The Italian ministry refers to it as the “Morgantina Venus.” Bell is uniquely qualified to examine that nomenclature, as the longtime co-director of U.S. excavations at Morgantina in Sicily (as well as professor of art history at the University of Virginia).
Michael Brand, director of the Getty, has indicated that the museum would transfer full title to Italy, if research (which could take up to a year) demonstrated that return was appropriate. “The museum originally offered to conduct this research jointly with the Italian Ministry of Culture while sharing ownership of the statue, an approach that the Ministry rejected,” the Getty stated today.
The new panel will meet May 9 in Los Angeles, to “define a research project that will include the scientific analysis of the small amounts of pollen and soil that were removed from the statue during its cleaning at the time of acquisition, as well as additional stone analysis to supplement the research also done at that time.
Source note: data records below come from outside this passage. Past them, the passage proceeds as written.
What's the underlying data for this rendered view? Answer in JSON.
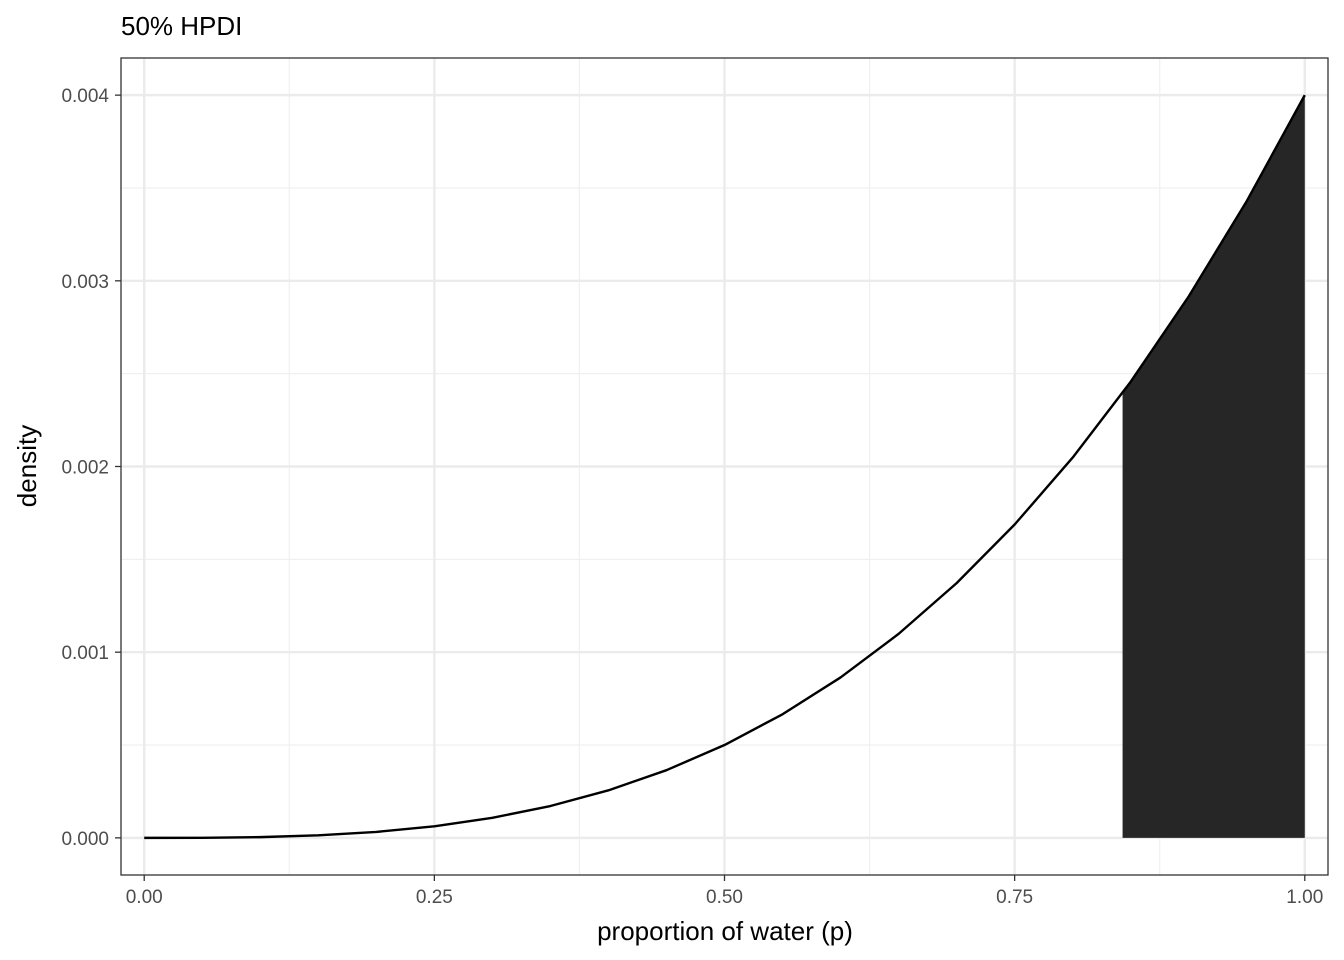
{
  "chart_data": {
    "type": "area",
    "title": "50% HPDI",
    "xlabel": "proportion of water (p)",
    "ylabel": "density",
    "xlim": [
      -0.02,
      1.02
    ],
    "ylim": [
      -0.0002,
      0.0042
    ],
    "x_ticks": [
      0.0,
      0.25,
      0.5,
      0.75,
      1.0
    ],
    "x_tick_labels": [
      "0.00",
      "0.25",
      "0.50",
      "0.75",
      "1.00"
    ],
    "y_ticks": [
      0.0,
      0.001,
      0.002,
      0.003,
      0.004
    ],
    "y_tick_labels": [
      "0.000",
      "0.001",
      "0.002",
      "0.003",
      "0.004"
    ],
    "grid": true,
    "theme": "black-white",
    "series": [
      {
        "type": "line",
        "color": "#000000",
        "x": [
          0.0,
          0.05,
          0.1,
          0.15,
          0.2,
          0.25,
          0.3,
          0.35,
          0.4,
          0.45,
          0.5,
          0.55,
          0.6,
          0.65,
          0.7,
          0.75,
          0.8,
          0.85,
          0.9,
          0.95,
          1.0
        ],
        "y": [
          0.0,
          5e-07,
          4e-06,
          1.35e-05,
          3.2e-05,
          6.25e-05,
          0.000108,
          0.0001715,
          0.000256,
          0.0003645,
          0.0005,
          0.0006655,
          0.000864,
          0.0010985,
          0.001372,
          0.0016875,
          0.002048,
          0.0024565,
          0.002916,
          0.0034295,
          0.004
        ]
      }
    ],
    "shaded_region": {
      "x_from": 0.843,
      "x_to": 1.0,
      "color": "#262626"
    }
  }
}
The art historians and archaeologists will work to narrow the geographic area in which the scientists will focus their comparative analyses.”
The four other panelists are: Clemente Marconi, professor of Greek art and archaeology, Institute of Fine Arts, New York University; Pamela Chester, archaeological palynologist (expert on pollen), New Zealand; John Twilley, art conservation scientist, New York; Rosario Alaimo, professor of geochemistry, University of Palermo (bringing some Italian expertise into the mix).
The Getty has also invited the Italian Culture Minister and the Sicilian Regional Minister of Culture and Environmental Heritage to send representatives.
Meanwhile, on the Getty’s other antiquities front, Greek Culture Minister George Voulgarakis announced last week that the two objects that the Getty had recently agreed to return—a 4th-century B.C. gold funerary wreath and a 6th-century B.C. marble kore (statue of a woman)—will arrive in Athens on Mar. 23, to be displayed five days later at the National Archeological Museum.
Will any of this mitigate Marion True‘s two-nation legal ordeal?